Он еле поспевал за колёсиком, споро бежавшим через луга, заросшие крупными, живыми цветами. Резко светило солнце. Цветы шевелили сухими губами, наперебой говорили с ним, кивали ему со своих неподвижных прямых стеблей. На ходу он нагнулся и сорвал один цветок. Тот тонко вскрикнул, ярко-жёлтая головка тут же отломилась, покатилась прочь, жалобно ворча и ругаясь. В его руке остался стебель – длинный, гладкий палец-палочка, подобный предмет он уже видел у дирижёра.
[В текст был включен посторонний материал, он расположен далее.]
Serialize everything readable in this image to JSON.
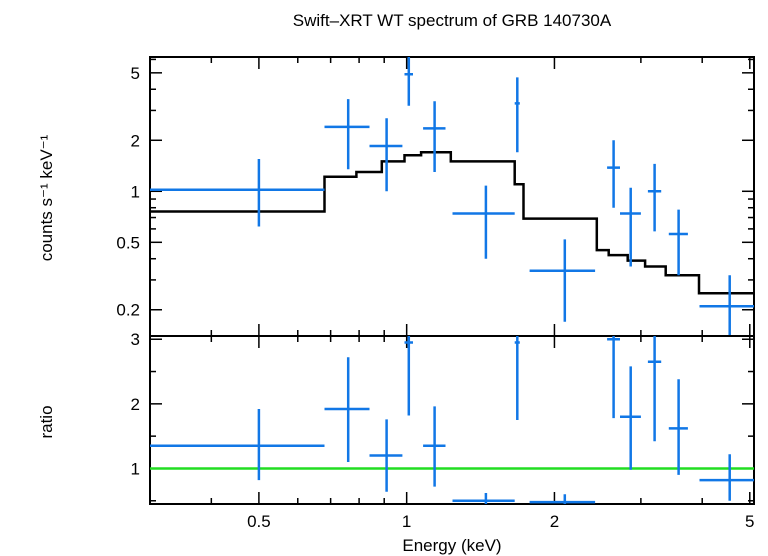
{
  "chart_data": {
    "type": "scatter",
    "title": "Swift–XRT WT spectrum of GRB 140730A",
    "xlabel": "Energy (keV)",
    "x_scale": "log",
    "xlim": [
      0.3,
      5.1
    ],
    "x_ticks": [
      0.5,
      1,
      2,
      5
    ],
    "x_tick_labels": [
      "0.5",
      "1",
      "2",
      "5"
    ],
    "colors": {
      "data": "#1177e6",
      "model": "#000000",
      "unity_line": "#22dd22"
    },
    "panels": [
      {
        "id": "spectrum",
        "ylabel": "counts s⁻¹ keV⁻¹",
        "y_scale": "log",
        "ylim": [
          0.14,
          6.2
        ],
        "y_ticks": [
          0.2,
          0.5,
          1,
          2,
          5
        ],
        "y_tick_labels": [
          "0.2",
          "0.5",
          "1",
          "2",
          "5"
        ],
        "data": [
          {
            "x": 0.5,
            "xlo": 0.3,
            "xhi": 0.68,
            "y": 1.02,
            "ylo": 0.62,
            "yhi": 1.55
          },
          {
            "x": 0.76,
            "xlo": 0.68,
            "xhi": 0.84,
            "y": 2.4,
            "ylo": 1.35,
            "yhi": 3.5
          },
          {
            "x": 0.91,
            "xlo": 0.84,
            "xhi": 0.98,
            "y": 1.85,
            "ylo": 1.0,
            "yhi": 2.7
          },
          {
            "x": 1.01,
            "xlo": 0.99,
            "xhi": 1.03,
            "y": 4.9,
            "ylo": 3.2,
            "yhi": 6.2
          },
          {
            "x": 1.14,
            "xlo": 1.08,
            "xhi": 1.2,
            "y": 2.35,
            "ylo": 1.3,
            "yhi": 3.4
          },
          {
            "x": 1.45,
            "xlo": 1.24,
            "xhi": 1.66,
            "y": 0.74,
            "ylo": 0.4,
            "yhi": 1.08
          },
          {
            "x": 1.68,
            "xlo": 1.66,
            "xhi": 1.7,
            "y": 3.3,
            "ylo": 1.7,
            "yhi": 4.7
          },
          {
            "x": 2.1,
            "xlo": 1.78,
            "xhi": 2.42,
            "y": 0.34,
            "ylo": 0.17,
            "yhi": 0.52
          },
          {
            "x": 2.64,
            "xlo": 2.56,
            "xhi": 2.72,
            "y": 1.38,
            "ylo": 0.8,
            "yhi": 2.0
          },
          {
            "x": 2.86,
            "xlo": 2.72,
            "xhi": 3.0,
            "y": 0.74,
            "ylo": 0.36,
            "yhi": 1.05
          },
          {
            "x": 3.2,
            "xlo": 3.1,
            "xhi": 3.3,
            "y": 1.0,
            "ylo": 0.58,
            "yhi": 1.45
          },
          {
            "x": 3.58,
            "xlo": 3.42,
            "xhi": 3.74,
            "y": 0.56,
            "ylo": 0.32,
            "yhi": 0.78
          },
          {
            "x": 4.55,
            "xlo": 3.95,
            "xhi": 5.1,
            "y": 0.21,
            "ylo": 0.13,
            "yhi": 0.32
          }
        ],
        "model": {
          "edges": [
            0.3,
            0.68,
            0.79,
            0.89,
            0.99,
            1.07,
            1.23,
            1.66,
            1.73,
            2.44,
            2.58,
            2.82,
            3.06,
            3.37,
            3.94,
            5.1
          ],
          "values": [
            0.76,
            1.22,
            1.3,
            1.5,
            1.63,
            1.7,
            1.5,
            1.1,
            0.69,
            0.45,
            0.42,
            0.39,
            0.36,
            0.32,
            0.25
          ]
        }
      },
      {
        "id": "ratio",
        "ylabel": "ratio",
        "y_scale": "linear",
        "ylim": [
          0.45,
          3.05
        ],
        "y_ticks": [
          1,
          2,
          3
        ],
        "y_tick_labels": [
          "1",
          "2",
          "3"
        ],
        "reference_y": 1,
        "data": [
          {
            "x": 0.5,
            "xlo": 0.3,
            "xhi": 0.68,
            "y": 1.35,
            "ylo": 0.82,
            "yhi": 1.92
          },
          {
            "x": 0.76,
            "xlo": 0.68,
            "xhi": 0.84,
            "y": 1.92,
            "ylo": 1.1,
            "yhi": 2.72
          },
          {
            "x": 0.91,
            "xlo": 0.84,
            "xhi": 0.98,
            "y": 1.2,
            "ylo": 0.64,
            "yhi": 1.76
          },
          {
            "x": 1.01,
            "xlo": 0.99,
            "xhi": 1.03,
            "y": 2.95,
            "ylo": 1.82,
            "yhi": 3.05
          },
          {
            "x": 1.14,
            "xlo": 1.08,
            "xhi": 1.2,
            "y": 1.35,
            "ylo": 0.72,
            "yhi": 1.96
          },
          {
            "x": 1.45,
            "xlo": 1.24,
            "xhi": 1.66,
            "y": 0.5,
            "ylo": 0.45,
            "yhi": 0.62
          },
          {
            "x": 1.68,
            "xlo": 1.66,
            "xhi": 1.7,
            "y": 2.95,
            "ylo": 1.75,
            "yhi": 3.05
          },
          {
            "x": 2.1,
            "xlo": 1.78,
            "xhi": 2.42,
            "y": 0.48,
            "ylo": 0.45,
            "yhi": 0.6
          },
          {
            "x": 2.64,
            "xlo": 2.56,
            "xhi": 2.72,
            "y": 3.0,
            "ylo": 1.78,
            "yhi": 3.05
          },
          {
            "x": 2.86,
            "xlo": 2.72,
            "xhi": 3.0,
            "y": 1.8,
            "ylo": 0.98,
            "yhi": 2.58
          },
          {
            "x": 3.2,
            "xlo": 3.1,
            "xhi": 3.3,
            "y": 2.65,
            "ylo": 1.42,
            "yhi": 3.05
          },
          {
            "x": 3.58,
            "xlo": 3.42,
            "xhi": 3.74,
            "y": 1.62,
            "ylo": 0.9,
            "yhi": 2.38
          },
          {
            "x": 4.55,
            "xlo": 3.95,
            "xhi": 5.1,
            "y": 0.82,
            "ylo": 0.5,
            "yhi": 1.22
          }
        ]
      }
    ]
  }
}
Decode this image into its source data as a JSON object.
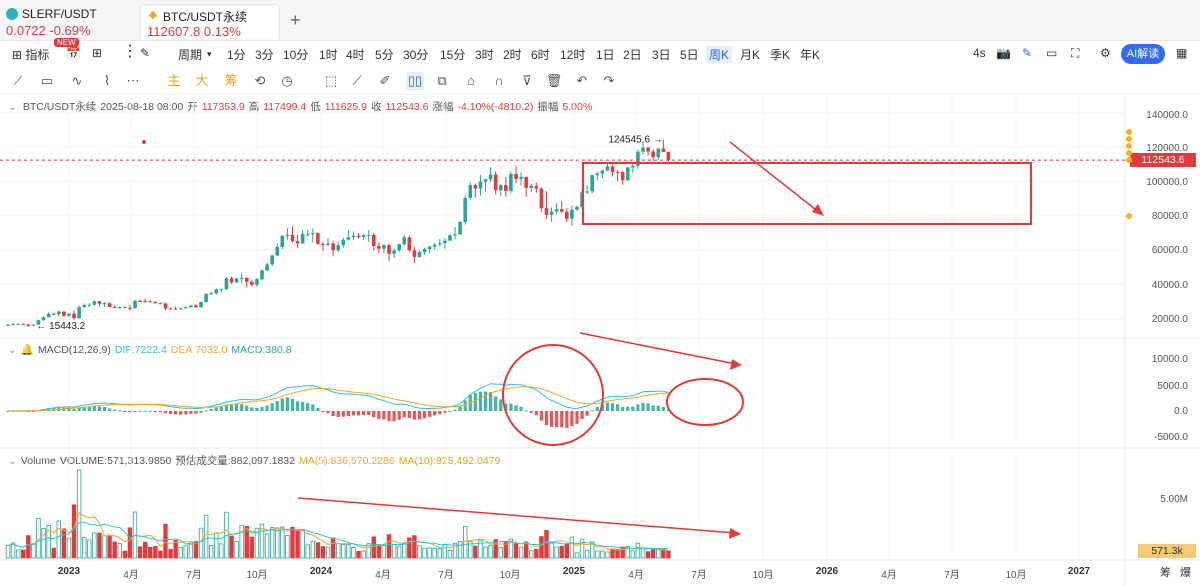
{
  "tabs": [
    {
      "symbol": "SLERF/USDT",
      "price": "0.0722",
      "change": "-0.69%"
    },
    {
      "symbol": "BTC/USDT永续",
      "price": "112607.8",
      "change": "0.13%"
    }
  ],
  "toolbar": {
    "indicators_label": "指标",
    "new_badge": "NEW",
    "period_label": "周期",
    "intervals": [
      "1分",
      "3分",
      "10分",
      "1时",
      "4时",
      "5分",
      "30分",
      "15分",
      "3时",
      "2时",
      "6时",
      "12时",
      "1日",
      "2日",
      "3日",
      "5日",
      "周K",
      "月K",
      "季K",
      "年K"
    ],
    "active_interval": "周K",
    "interval_4s": "4s",
    "ai_label": "AI解读"
  },
  "drawing_tools": {
    "main_label": "主",
    "big_label": "大",
    "chip_label": "筹"
  },
  "ohlc": {
    "pair": "BTC/USDT永续",
    "date": "2025-08-18 08:00",
    "open_label": "开",
    "open": "117353.9",
    "high_label": "高",
    "high": "117499.4",
    "low_label": "低",
    "low": "111625.9",
    "close_label": "收",
    "close": "112543.6",
    "change_label": "涨幅",
    "change": "-4.10%(-4810.2)",
    "amplitude_label": "振幅",
    "amplitude": "5.00%"
  },
  "price_axis": [
    "140000.0",
    "120000.0",
    "100000.0",
    "80000.0",
    "60000.0",
    "40000.0",
    "20000.0"
  ],
  "current_price": "112543.6",
  "high_marker": "124545.6",
  "low_marker": "15443.2",
  "macd": {
    "label": "MACD(12,26,9)",
    "dif": "DIF:7222.4",
    "dea": "DEA:7032.0",
    "macd": "MACD:380.8"
  },
  "macd_axis": [
    "10000.0",
    "5000.0",
    "0.0",
    "-5000.0"
  ],
  "volume": {
    "label": "Volume",
    "vol": "VOLUME:571,313.9850",
    "est": "预估成交量:882,097.1832",
    "ma5": "MA(5):836,570.2286",
    "ma10": "MA(10):925,492.0479"
  },
  "volume_axis": [
    "5.00M"
  ],
  "current_volume": "571.3k",
  "time_axis": [
    "2023",
    "4月",
    "7月",
    "10月",
    "2024",
    "4月",
    "7月",
    "10月",
    "2025",
    "4月",
    "7月",
    "10月",
    "2026",
    "4月",
    "7月",
    "10月",
    "2027"
  ],
  "time_axis_right": [
    "筹",
    "爆"
  ],
  "colors": {
    "up": "#26a69a",
    "down": "#e23b3b",
    "annotation": "#e53935",
    "dif": "#26c6da",
    "dea": "#f5a623",
    "ai": "#2e6cff"
  },
  "chart_data": {
    "type": "candlestick",
    "interval": "weekly",
    "price_range": [
      0,
      140000
    ],
    "candles": [
      {
        "o": 16500,
        "h": 17200,
        "l": 16300,
        "c": 16600
      },
      {
        "o": 16600,
        "h": 17500,
        "l": 16400,
        "c": 17000
      },
      {
        "o": 17000,
        "h": 17400,
        "l": 16800,
        "c": 17200
      },
      {
        "o": 17200,
        "h": 17300,
        "l": 16700,
        "c": 16900
      },
      {
        "o": 16900,
        "h": 17100,
        "l": 15443,
        "c": 16100
      },
      {
        "o": 16100,
        "h": 16800,
        "l": 15800,
        "c": 16700
      },
      {
        "o": 16700,
        "h": 19500,
        "l": 16600,
        "c": 19300
      },
      {
        "o": 19300,
        "h": 21500,
        "l": 19000,
        "c": 21000
      },
      {
        "o": 21000,
        "h": 23900,
        "l": 20900,
        "c": 23100
      },
      {
        "o": 23100,
        "h": 23500,
        "l": 22500,
        "c": 22800
      },
      {
        "o": 22800,
        "h": 25200,
        "l": 21500,
        "c": 24300
      },
      {
        "o": 24300,
        "h": 24500,
        "l": 21400,
        "c": 21800
      },
      {
        "o": 21800,
        "h": 23300,
        "l": 21400,
        "c": 23200
      },
      {
        "o": 23200,
        "h": 25000,
        "l": 19600,
        "c": 20500
      },
      {
        "o": 20500,
        "h": 28000,
        "l": 20100,
        "c": 26900
      },
      {
        "o": 26900,
        "h": 29000,
        "l": 26600,
        "c": 28000
      },
      {
        "o": 28000,
        "h": 29200,
        "l": 27000,
        "c": 28300
      },
      {
        "o": 28300,
        "h": 30900,
        "l": 27800,
        "c": 30300
      },
      {
        "o": 30300,
        "h": 30500,
        "l": 27200,
        "c": 28900
      },
      {
        "o": 28900,
        "h": 29800,
        "l": 27000,
        "c": 29200
      },
      {
        "o": 29200,
        "h": 29700,
        "l": 26800,
        "c": 27000
      },
      {
        "o": 27000,
        "h": 28300,
        "l": 26400,
        "c": 26800
      },
      {
        "o": 26800,
        "h": 27500,
        "l": 25800,
        "c": 26900
      },
      {
        "o": 26900,
        "h": 27200,
        "l": 26400,
        "c": 26500
      },
      {
        "o": 26500,
        "h": 28300,
        "l": 24800,
        "c": 26300
      },
      {
        "o": 26300,
        "h": 31400,
        "l": 26100,
        "c": 30500
      },
      {
        "o": 30500,
        "h": 31300,
        "l": 29800,
        "c": 30400
      },
      {
        "o": 30400,
        "h": 31800,
        "l": 29700,
        "c": 30200
      },
      {
        "o": 30200,
        "h": 31000,
        "l": 29600,
        "c": 29800
      },
      {
        "o": 29800,
        "h": 30400,
        "l": 28900,
        "c": 29200
      },
      {
        "o": 29200,
        "h": 29600,
        "l": 28700,
        "c": 29100
      },
      {
        "o": 29100,
        "h": 29500,
        "l": 25200,
        "c": 26100
      },
      {
        "o": 26100,
        "h": 26800,
        "l": 25800,
        "c": 26000
      },
      {
        "o": 26000,
        "h": 27400,
        "l": 25400,
        "c": 25900
      },
      {
        "o": 25900,
        "h": 26600,
        "l": 25400,
        "c": 26200
      },
      {
        "o": 26200,
        "h": 27400,
        "l": 26000,
        "c": 26900
      },
      {
        "o": 26900,
        "h": 28400,
        "l": 26500,
        "c": 27900
      },
      {
        "o": 27900,
        "h": 28600,
        "l": 26600,
        "c": 26800
      },
      {
        "o": 26800,
        "h": 30000,
        "l": 26500,
        "c": 29900
      },
      {
        "o": 29900,
        "h": 35200,
        "l": 29600,
        "c": 34500
      },
      {
        "o": 34500,
        "h": 35900,
        "l": 34000,
        "c": 35000
      },
      {
        "o": 35000,
        "h": 37900,
        "l": 34100,
        "c": 37300
      },
      {
        "o": 37300,
        "h": 37900,
        "l": 35600,
        "c": 37400
      },
      {
        "o": 37400,
        "h": 44500,
        "l": 37000,
        "c": 43700
      },
      {
        "o": 43700,
        "h": 44700,
        "l": 40500,
        "c": 41300
      },
      {
        "o": 41300,
        "h": 44000,
        "l": 41000,
        "c": 43600
      },
      {
        "o": 43600,
        "h": 47000,
        "l": 40800,
        "c": 43900
      },
      {
        "o": 43900,
        "h": 44600,
        "l": 38500,
        "c": 41700
      },
      {
        "o": 41700,
        "h": 42800,
        "l": 39000,
        "c": 39900
      },
      {
        "o": 39900,
        "h": 43800,
        "l": 38600,
        "c": 43200
      },
      {
        "o": 43200,
        "h": 48900,
        "l": 42500,
        "c": 48300
      },
      {
        "o": 48300,
        "h": 52800,
        "l": 47700,
        "c": 51800
      },
      {
        "o": 51800,
        "h": 57500,
        "l": 50600,
        "c": 57000
      },
      {
        "o": 57000,
        "h": 64000,
        "l": 56500,
        "c": 62000
      },
      {
        "o": 62000,
        "h": 69000,
        "l": 60600,
        "c": 68300
      },
      {
        "o": 68300,
        "h": 72900,
        "l": 66200,
        "c": 69000
      },
      {
        "o": 69000,
        "h": 73800,
        "l": 64500,
        "c": 65300
      },
      {
        "o": 65300,
        "h": 68900,
        "l": 61200,
        "c": 64000
      },
      {
        "o": 64000,
        "h": 71700,
        "l": 64000,
        "c": 69600
      },
      {
        "o": 69600,
        "h": 72000,
        "l": 68000,
        "c": 69600
      },
      {
        "o": 69600,
        "h": 72700,
        "l": 64500,
        "c": 70000
      },
      {
        "o": 70000,
        "h": 70500,
        "l": 63000,
        "c": 63800
      },
      {
        "o": 63800,
        "h": 64700,
        "l": 59600,
        "c": 63200
      },
      {
        "o": 63200,
        "h": 67000,
        "l": 62200,
        "c": 64000
      },
      {
        "o": 64000,
        "h": 65500,
        "l": 56500,
        "c": 60000
      },
      {
        "o": 60000,
        "h": 65200,
        "l": 59000,
        "c": 63000
      },
      {
        "o": 63000,
        "h": 67400,
        "l": 61500,
        "c": 66200
      },
      {
        "o": 66200,
        "h": 71900,
        "l": 65600,
        "c": 67700
      },
      {
        "o": 67700,
        "h": 71000,
        "l": 66000,
        "c": 68500
      },
      {
        "o": 68500,
        "h": 70000,
        "l": 66800,
        "c": 67800
      },
      {
        "o": 67800,
        "h": 69500,
        "l": 66200,
        "c": 68900
      },
      {
        "o": 68900,
        "h": 71900,
        "l": 65000,
        "c": 69000
      },
      {
        "o": 69000,
        "h": 70200,
        "l": 60000,
        "c": 62500
      },
      {
        "o": 62500,
        "h": 64400,
        "l": 58500,
        "c": 61000
      },
      {
        "o": 61000,
        "h": 63500,
        "l": 58200,
        "c": 63000
      },
      {
        "o": 63000,
        "h": 63800,
        "l": 53500,
        "c": 58000
      },
      {
        "o": 58000,
        "h": 61000,
        "l": 55600,
        "c": 60000
      },
      {
        "o": 60000,
        "h": 64000,
        "l": 59000,
        "c": 63500
      },
      {
        "o": 63500,
        "h": 69000,
        "l": 62700,
        "c": 67500
      },
      {
        "o": 67500,
        "h": 68500,
        "l": 59000,
        "c": 60000
      },
      {
        "o": 60000,
        "h": 62000,
        "l": 52600,
        "c": 56200
      },
      {
        "o": 56200,
        "h": 60300,
        "l": 55500,
        "c": 59000
      },
      {
        "o": 59000,
        "h": 61500,
        "l": 57500,
        "c": 60800
      },
      {
        "o": 60800,
        "h": 62600,
        "l": 58300,
        "c": 62200
      },
      {
        "o": 62200,
        "h": 64500,
        "l": 60200,
        "c": 63400
      },
      {
        "o": 63400,
        "h": 66500,
        "l": 62200,
        "c": 64200
      },
      {
        "o": 64200,
        "h": 67200,
        "l": 61000,
        "c": 65600
      },
      {
        "o": 65600,
        "h": 69500,
        "l": 66000,
        "c": 68700
      },
      {
        "o": 68700,
        "h": 73600,
        "l": 66500,
        "c": 69300
      },
      {
        "o": 69300,
        "h": 77000,
        "l": 69000,
        "c": 76500
      },
      {
        "o": 76500,
        "h": 92000,
        "l": 75000,
        "c": 90500
      },
      {
        "o": 90500,
        "h": 99500,
        "l": 89000,
        "c": 98000
      },
      {
        "o": 98000,
        "h": 99000,
        "l": 90800,
        "c": 96000
      },
      {
        "o": 96000,
        "h": 103900,
        "l": 91900,
        "c": 100000
      },
      {
        "o": 100000,
        "h": 101900,
        "l": 94200,
        "c": 101400
      },
      {
        "o": 101400,
        "h": 108300,
        "l": 99500,
        "c": 104200
      },
      {
        "o": 104200,
        "h": 106000,
        "l": 92500,
        "c": 95000
      },
      {
        "o": 95000,
        "h": 98500,
        "l": 91600,
        "c": 98000
      },
      {
        "o": 98000,
        "h": 102700,
        "l": 91200,
        "c": 94500
      },
      {
        "o": 94500,
        "h": 106000,
        "l": 93500,
        "c": 104500
      },
      {
        "o": 104500,
        "h": 109300,
        "l": 99000,
        "c": 101500
      },
      {
        "o": 101500,
        "h": 105500,
        "l": 97800,
        "c": 102800
      },
      {
        "o": 102800,
        "h": 102800,
        "l": 91200,
        "c": 96400
      },
      {
        "o": 96400,
        "h": 98900,
        "l": 94000,
        "c": 97600
      },
      {
        "o": 97600,
        "h": 99500,
        "l": 93500,
        "c": 96000
      },
      {
        "o": 96000,
        "h": 96800,
        "l": 82400,
        "c": 84500
      },
      {
        "o": 84500,
        "h": 94500,
        "l": 78200,
        "c": 80700
      },
      {
        "o": 80700,
        "h": 85000,
        "l": 76600,
        "c": 82600
      },
      {
        "o": 82600,
        "h": 87500,
        "l": 81200,
        "c": 84000
      },
      {
        "o": 84000,
        "h": 88700,
        "l": 81800,
        "c": 82500
      },
      {
        "o": 82500,
        "h": 84500,
        "l": 76600,
        "c": 78400
      },
      {
        "o": 78400,
        "h": 86000,
        "l": 74500,
        "c": 83700
      },
      {
        "o": 83700,
        "h": 86000,
        "l": 83000,
        "c": 85300
      },
      {
        "o": 85300,
        "h": 95800,
        "l": 84500,
        "c": 93800
      },
      {
        "o": 93800,
        "h": 97900,
        "l": 92800,
        "c": 94300
      },
      {
        "o": 94300,
        "h": 104000,
        "l": 93300,
        "c": 103800
      },
      {
        "o": 103800,
        "h": 105800,
        "l": 100700,
        "c": 104700
      },
      {
        "o": 104700,
        "h": 107100,
        "l": 102000,
        "c": 106500
      },
      {
        "o": 106500,
        "h": 110500,
        "l": 106000,
        "c": 108900
      },
      {
        "o": 108900,
        "h": 110000,
        "l": 103000,
        "c": 105700
      },
      {
        "o": 105700,
        "h": 106700,
        "l": 100300,
        "c": 105500
      },
      {
        "o": 105500,
        "h": 106300,
        "l": 98200,
        "c": 100900
      },
      {
        "o": 100900,
        "h": 108500,
        "l": 100300,
        "c": 108300
      },
      {
        "o": 108300,
        "h": 110500,
        "l": 105000,
        "c": 109200
      },
      {
        "o": 109200,
        "h": 118800,
        "l": 107500,
        "c": 117500
      },
      {
        "o": 117500,
        "h": 123200,
        "l": 115800,
        "c": 119800
      },
      {
        "o": 119800,
        "h": 120300,
        "l": 115000,
        "c": 117600
      },
      {
        "o": 117600,
        "h": 118900,
        "l": 112000,
        "c": 114200
      },
      {
        "o": 114200,
        "h": 119300,
        "l": 112700,
        "c": 119300
      },
      {
        "o": 119300,
        "h": 124545.6,
        "l": 117300,
        "c": 117353.9
      },
      {
        "o": 117353.9,
        "h": 117499.4,
        "l": 111625.9,
        "c": 112543.6
      }
    ]
  }
}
Луга вдруг кончились. Колёсико привело его к внушительному строению из тёсаных бревен, приземистому, но такому длинному, что его противоположный край был почти не виден. Вокруг не было ничего кроме абсолютно пустого места, залитого солнечным светом. Приблизившись, он увидел низкую дверь в стене. Она открылась сама собой. Колёсико шмыгнуло в дверь, он за колёсиком. Внутри обнаружилось огромное полутемное пространство, заставленное длинными шеренгами деревянных стульев. Между ними тянулся узкий проход. В конце его, где-то вдалеке, угадывалась ярко освещённая сцена. Колёсико катилось по проходу, тихо шуршало резиной по дощатому полу, подпрыгивало на редких сучковатых неровностях. Следуя за колёсиком, он оглядывался на людей, плотно заполнивших зрительские ряды. Очень скоро он понял, что здесь – только его отец и мать, просто их необычайно много. Наверное, тысячи его родителей сидели неподвижно в полной тишине и каждый из них умудрялся не смотреть ни на кого из сидящих вокруг.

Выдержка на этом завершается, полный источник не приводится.